A zero-day vulnerability (CVE-2025-11371) in Gladinet's CentreStack and Triofox software allows unauthorized local access to system files, impacting all versions, including the latest release. At least three companies have been targeted by threat actors exploiting this flaw to gain unauthorized access and execute code remotely. The vulnerability is a Local File Inclusion (LFI) flaw, enabling attackers to extract machine keys and leverage an older deserialization vulnerability (CVE-2025-30406) for remote code execution. Huntress researchers discovered the issue and informed Gladinet, which is working on notifying customers and providing a workaround until a patch is available. Mitigations have been shared with affected customers, but they may reduce some platform functionalities to prevent exploitation. CentreStack is widely used by thousands of businesses across 49 countries, indicating a significant potential impact if the vulnerability is not addressed promptly. Organizations using these products should implement recommended mitigations immediately to protect against potential exploitation.

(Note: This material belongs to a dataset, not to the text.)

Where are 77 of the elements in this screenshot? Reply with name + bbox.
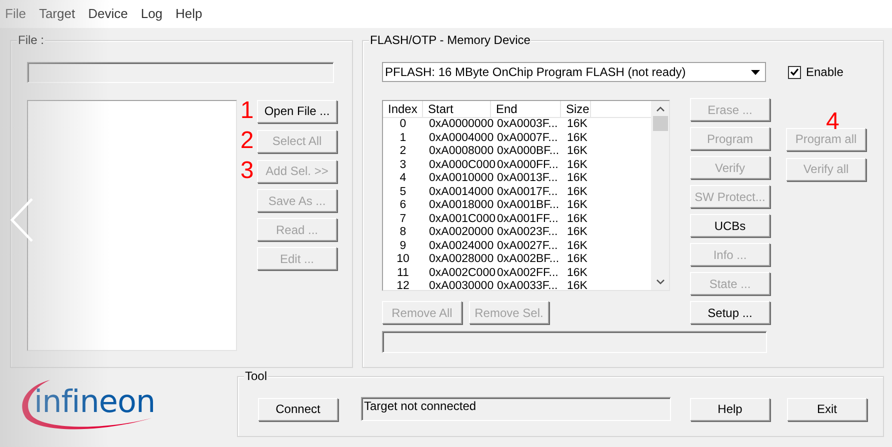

"Cybersecurity For Dummies, 3rd Edition" is currently available for free, offering critical insights into building effective digital defenses against modern cyber threats. Authored by cybersecurity expert Joseph Steinberg, the book simplifies complex cybersecurity concepts into actionable guidance suitable for individuals and organizations. The guide addresses a range of threats, including ransomware, data breaches, and social engineering, making it a valuable resource for comprehensive security planning. The offer is valid until October 22, 2025, through TradePub, requiring registration to download the eBook at no cost. This initiative is part of a partnership with BleepingComputer.com, which benefits from commissions on leads generated through TradePub. As cyber threats continue to evolve, resources like this are essential for staying informed and prepared against potential attacks.

Apple has revamped its bug bounty program, significantly increasing rewards to a maximum of $5 million, aiming to attract more security researchers to identify critical vulnerabilities. The highest reward of $2 million is designated for zero-click remote code execution vulnerabilities, which require no user interaction and are similar to mercenary spyware attacks. New categories and increased payouts include challenges like bypassing Gatekeeper without user interaction and unauthorized iCloud access, which Apple notes have not yet been reported. The program now includes vulnerabilities in Apple-developed chips, with the wireless proximity award increasing from $250,000 to $1 million, reflecting a focus on hardware security. Apple plans to distribute 1,000 secured iPhone 17 devices in 2026 to high-risk civil society organizations, enhancing protection against sophisticated spyware threats. Advanced security measures such as Lockdown Mode and Memory Integrity Enforcement in iOS aim to make spyware attacks more costly and difficult to execute. The initiative is expected to deter the development of complex attack chains by offering substantial financial incentives for vulnerability reporting, potentially reducing the prevalence of spyware.